Myers-Briggs for communication

Mishra believes that we instinctively build presentations according to our preferences, whether consciously or subconsciously.

“My first meeting with my CFO was a disaster. When I went back, someone told me to send exactly what I needed, so instead of having 14 points on the board I just asked the question.”

With Fingerprints, this insider information can be unlocked to ensure your presentation strongly resonates with the listener. Mishra has found that executives - especially those who are time-poor or very senior - are keen to let selected groups access their communication preferences as it helps them save time and get to a result more quickly in the long run.

“One of the Fortune 500 using Fingerprints managed to get all the senior executives to create a profile in one sweep just by sending a request,” he commented.

For startup founders, the same approach could be used to understand the unique preferences of any number of investors that you’re hoping to pitch to. Equally, it could be used internally to understand how to better manage software development sprints according to each team member or brief out a project to an agency in the best possible way. Added Danish Ahmed of startuptools.ai, “a startup that doesn't communicate properly is stuck.”

Adapting stories at scale

Once communication preferences are known, Fingerprints can also help to rapidly adjust slide decks according to the communication archetypes of each user. This makes it sustainable and feasible to consider delivering personalized slide decks for each audience member that all relate to the same narrative that the speaker is going to deliver.

Not only that but the software is also being trained to learn to adjust for communication hierarchies within a professional context. This means the software can adjust slides based on whether the presentation is at an individual, functional or corporate level.

With software, Mishra hopes to make it easier to scale good communication with the growth of your company, embed these best practices into your team’s DNA, and ensure consistency, efficiency, and accuracy in all comms.

In turn, this is going to avoid repeated mistakes, slow decision making and wasted resources that will hamper the progress of your startup.

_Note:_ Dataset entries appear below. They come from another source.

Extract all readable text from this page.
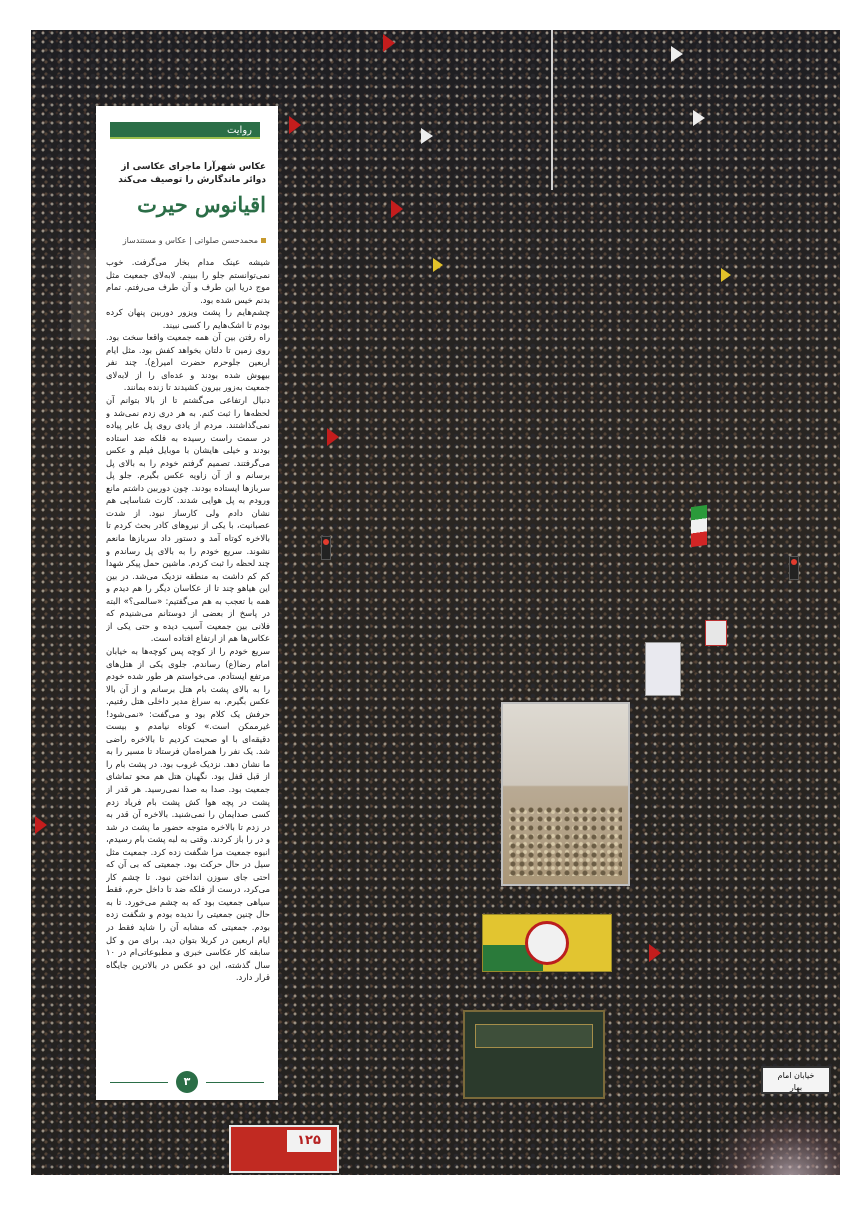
۱۲۵
خیابان امام
بهار
روایت
عکاس شهرآرا ماجرای عکاسی از دوائر ماندگارش را توصیف می‌کند
اقیانوس حیرت
محمدحسن صلواتی | عکاس و مستندساز

شیشه عینک مدام بخار می‌گرفت. خوب نمی‌توانستم جلو را ببینم. لابه‌لای جمعیت مثل موج دریا این طرف و آن طرف می‌رفتم. تمام بدنم خیس شده بود.

چشم‌هایم را پشت ویزور دوربین پنهان کرده بودم تا اشک‌هایم را کسی نبیند.

راه رفتن بین آن همه جمعیت واقعا سخت بود. روی زمین تا دلتان بخواهد کفش بود. مثل ایام اربعین جلوحرم حضرت امیر(ع). چند نفر بیهوش شده بودند و عده‌ای را از لابه‌لای جمعیت به‌زور بیرون کشیدند تا زنده بمانند.

دنبال ارتفاعی می‌گشتم تا از بالا بتوانم آن لحظه‌ها را ثبت کنم. به هر دری زدم نمی‌شد و نمی‌گذاشتند. مردم از یادی روی پل عابر پیاده در سمت راست رسیده به فلکه ضد استاده بودند و خیلی هایشان با موبایل فیلم و عکس می‌گرفتند. تصمیم گرفتم خودم را به بالای پل برسانم و از آن زاویه عکس بگیرم. جلو پل سربازها ایستاده بودند. چون دوربین داشتم مانع ورودم به پل هوایی شدند. کارت شناسایی هم نشان دادم ولی کارساز نبود. از شدت عصبانیت، با یکی از نیروهای کادر بحث کردم تا بالاخره کوتاه آمد و دستور داد سربازها مانعم نشوند. سریع خودم را به بالای پل رساندم و چند لحظه را ثبت کردم. ماشین حمل پیکر شهدا کم کم داشت به منطقه نزدیک می‌شد. در بین این هیاهو چند تا از عکاسان دیگر را هم دیدم و همه با تعجب به هم می‌گفتیم: «سالمی؟» البته در پاسخ از بعضی از دوستانم می‌شنیدم که فلانی بین جمعیت آسیب دیده و حتی یکی از عکاس‌ها هم از ارتفاع افتاده است.

سریع خودم را از کوچه پس کوچه‌ها به خیابان امام رضا(ع) رساندم. جلوی یکی از هتل‌های مرتفع ایستادم. می‌خواستم هر طور شده خودم را به بالای پشت بام هتل برسانم و از آن بالا عکس بگیرم. به سراغ مدیر داخلی هتل رفتیم. حرفش یک کلام بود و می‌گفت: «نمی‌شود! غیرممکن است.» کوتاه نیامدم و بیست دقیقه‌ای با او صحبت کردیم تا بالاخره راضی شد. یک نفر را همراه‌مان فرستاد تا مسیر را به ما نشان دهد. نزدیک غروب بود. در پشت بام را از قبل قفل بود. نگهبان هتل هم محو تماشای جمعیت بود. صدا به صدا نمی‌رسید. هر قدر از پشت در پچه هوا کش پشت بام فریاد زدم کسی صدایمان را نمی‌شنید. بالاخره آن قدر به در زدم تا بالاخره متوجه حضور ما پشت در شد و در را باز کردند. وقتی به لبه پشت بام رسیدم، انبوه جمعیت مرا شگفت زده کرد. جمعیت مثل سیل در حال حرکت بود. جمعیتی که بی آن که احتی جای سوزن انداختن نبود. تا چشم کار می‌کرد، درست از فلکه ضد تا داخل حرم، فقط سیاهی جمعیت بود که به چشم می‌خورد. تا به حال چنین جمعیتی را ندیده بودم و شگفت زده بودم. جمعیتی که مشابه آن را شاید فقط در ایام اربعین در کربلا بتوان دید. برای من و کل سابقه کار عکاسی خبری و مطبوعاتی‌ام در ۱۰ سال گذشته، این دو عکس در بالاترین جایگاه قرار دارد.

۳
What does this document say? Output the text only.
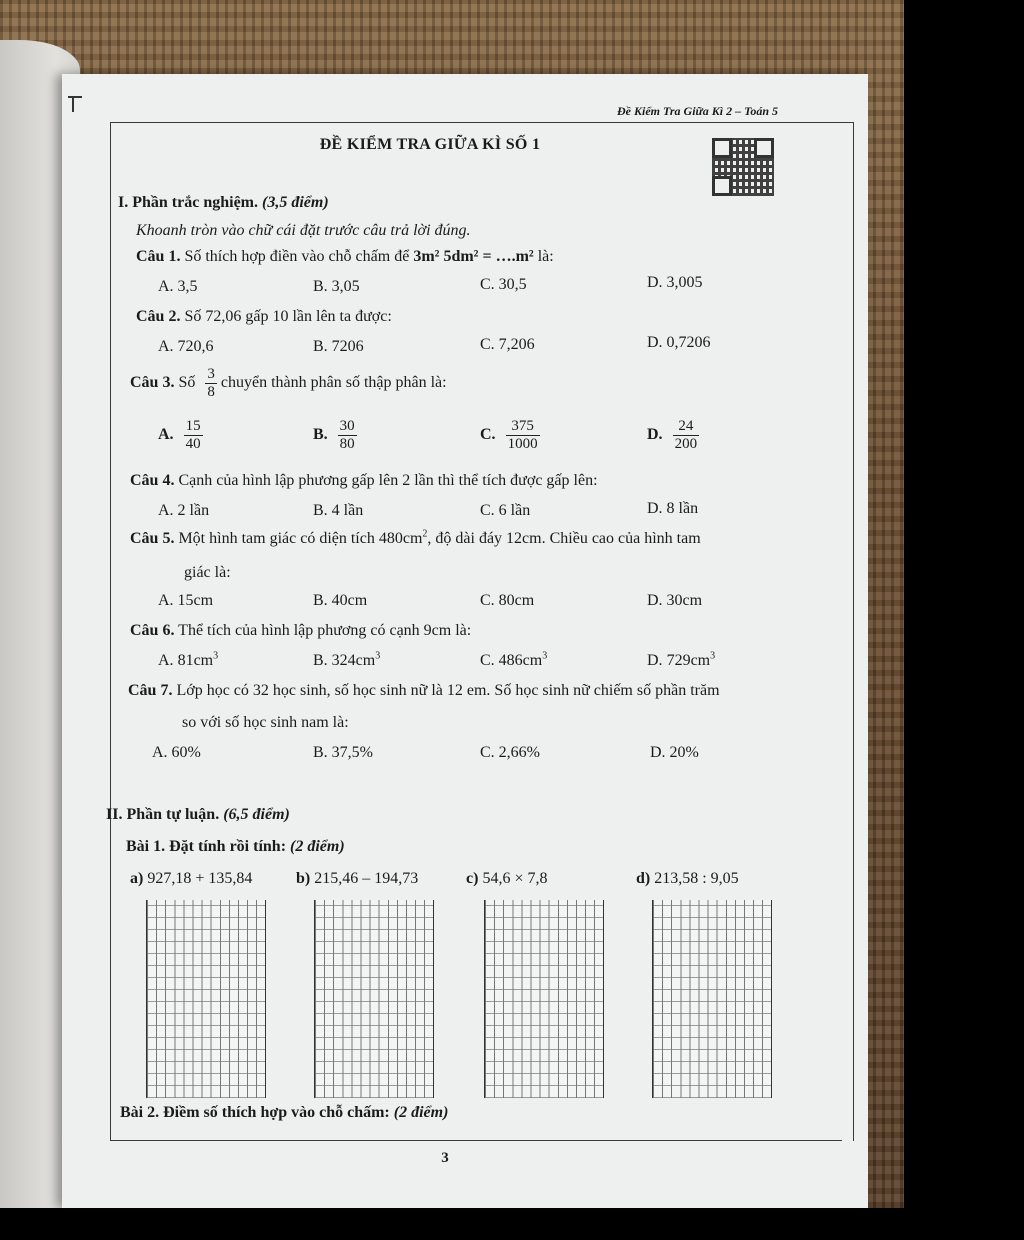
Đề Kiểm Tra Giữa Kì 2 – Toán 5
ĐỀ KIỂM TRA GIỮA KÌ SỐ 1
I. Phần trắc nghiệm. (3,5 điểm)
Khoanh tròn vào chữ cái đặt trước câu trả lời đúng.
Câu 1. Số thích hợp điền vào chỗ chấm để 3m² 5dm² = ….m² là:
A. 3,5	B. 3,05	C. 30,5	D. 3,005
Câu 2. Số 72,06 gấp 10 lần lên ta được:
A. 720,6	B. 7206	C. 7,206	D. 0,7206
Câu 3. Số $\frac{3}{8}$ chuyển thành phân số thập phân là:
A. $\frac{15}{40}$	B. $\frac{30}{80}$	C. $\frac{375}{1000}$	D. $\frac{24}{200}$
Câu 4. Cạnh của hình lập phương gấp lên 2 lần thì thể tích được gấp lên:
A. 2 lần	B. 4 lần	C. 6 lần	D. 8 lần
Câu 5. Một hình tam giác có diện tích $480cm^2$, độ dài đáy 12cm. Chiều cao của hình tam
giác là:
A. 15cm	B. 40cm	C. 80cm	D. 30cm
Câu 6. Thể tích của hình lập phương có cạnh 9cm là:
A. $81cm^3$	B. $324cm^3$	C. $486cm^3$	D. $729cm^3$
Câu 7. Lớp học có 32 học sinh, số học sinh nữ là 12 em. Số học sinh nữ chiếm số phần trăm
so với số học sinh nam là:
A. 60%	B. 37,5%	C. 2,66%	D. 20%
II. Phần tự luận. (6,5 điểm)
Bài 1. Đặt tính rồi tính: (2 điểm)
a) 927,18 + 135,84	b) 215,46 – 194,73	c) 54,6 × 7,8	d) 213,58 : 9,05
Bài 2. Điềm số thích hợp vào chỗ chấm: (2 điểm)
3
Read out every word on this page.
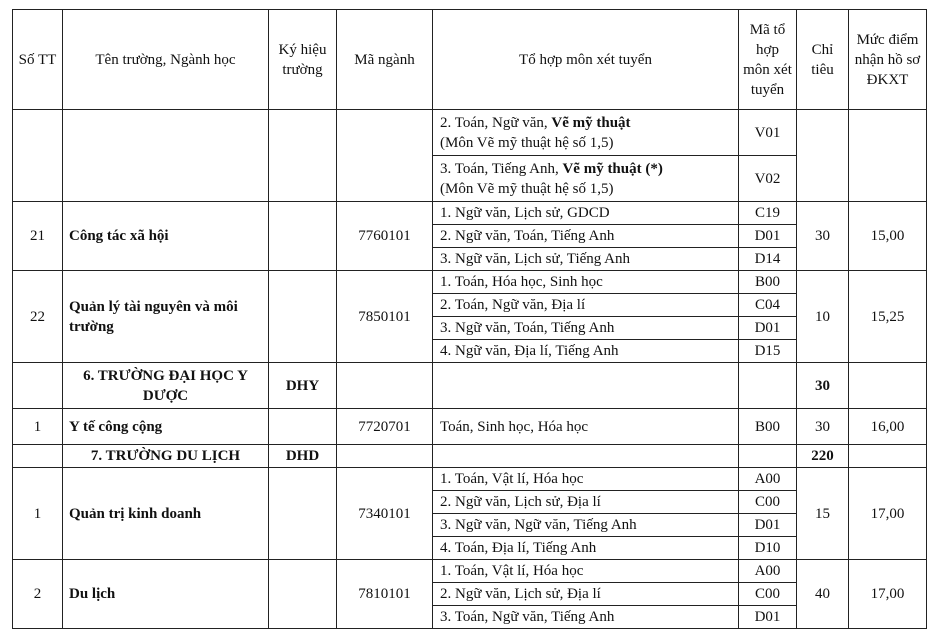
Số TT	Tên trường, Ngành học	Ký hiệu trường	Mã ngành	Tổ hợp môn xét tuyển	Mã tổ hợp môn xét tuyển	Chỉ tiêu	Mức điểm nhận hồ sơ ĐKXT
				2. Toán, Ngữ văn, Vẽ mỹ thuật
(Môn Vẽ mỹ thuật hệ số 1,5)	V01		
				3. Toán, Tiếng Anh, Vẽ mỹ thuật (*)
(Môn Vẽ mỹ thuật hệ số 1,5)	V02		
21	Công tác xã hội		7760101	1. Ngữ văn, Lịch sử, GDCD	C19	30	15,00
				2. Ngữ văn, Toán, Tiếng Anh	D01		
				3. Ngữ văn, Lịch sử, Tiếng Anh	D14		
22	Quản lý tài nguyên và môi trường		7850101	1. Toán, Hóa học, Sinh học	B00	10	15,25
				2. Toán, Ngữ văn, Địa lí	C04		
				3. Ngữ văn, Toán, Tiếng Anh	D01		
				4. Ngữ văn, Địa lí, Tiếng Anh	D15		
	6. TRƯỜNG ĐẠI HỌC Y DƯỢC	DHY				30	
1	Y tế công cộng		7720701	Toán, Sinh học, Hóa học	B00	30	16,00
	7. TRƯỜNG DU LỊCH	DHD				220	
1	Quản trị kinh doanh		7340101	1. Toán, Vật lí, Hóa học	A00	15	17,00
				2. Ngữ văn, Lịch sử, Địa lí	C00		
				3. Ngữ văn, Ngữ văn, Tiếng Anh	D01		
				4. Toán, Địa lí, Tiếng Anh	D10		
2	Du lịch		7810101	1. Toán, Vật lí, Hóa học	A00	40	17,00
				2. Ngữ văn, Lịch sử, Địa lí	C00		
				3. Toán, Ngữ văn, Tiếng Anh	D01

Hacking Audience Preferences with AI

Batman has his supercar, Iron Man a super suit. Some of the most iconic superheroes rely on features and tools to boost their power and prowess for the job at hand.

Mishra hopes that his contribution to the SaaS space can act similarly, acting as a powerful add-on tool that aids business development.

As Fingerprints continues to grow its user base and refine its offering further, everyone will be able to become a communication superhero with the ability to identify and adjust to the nuanced preferences of any audience.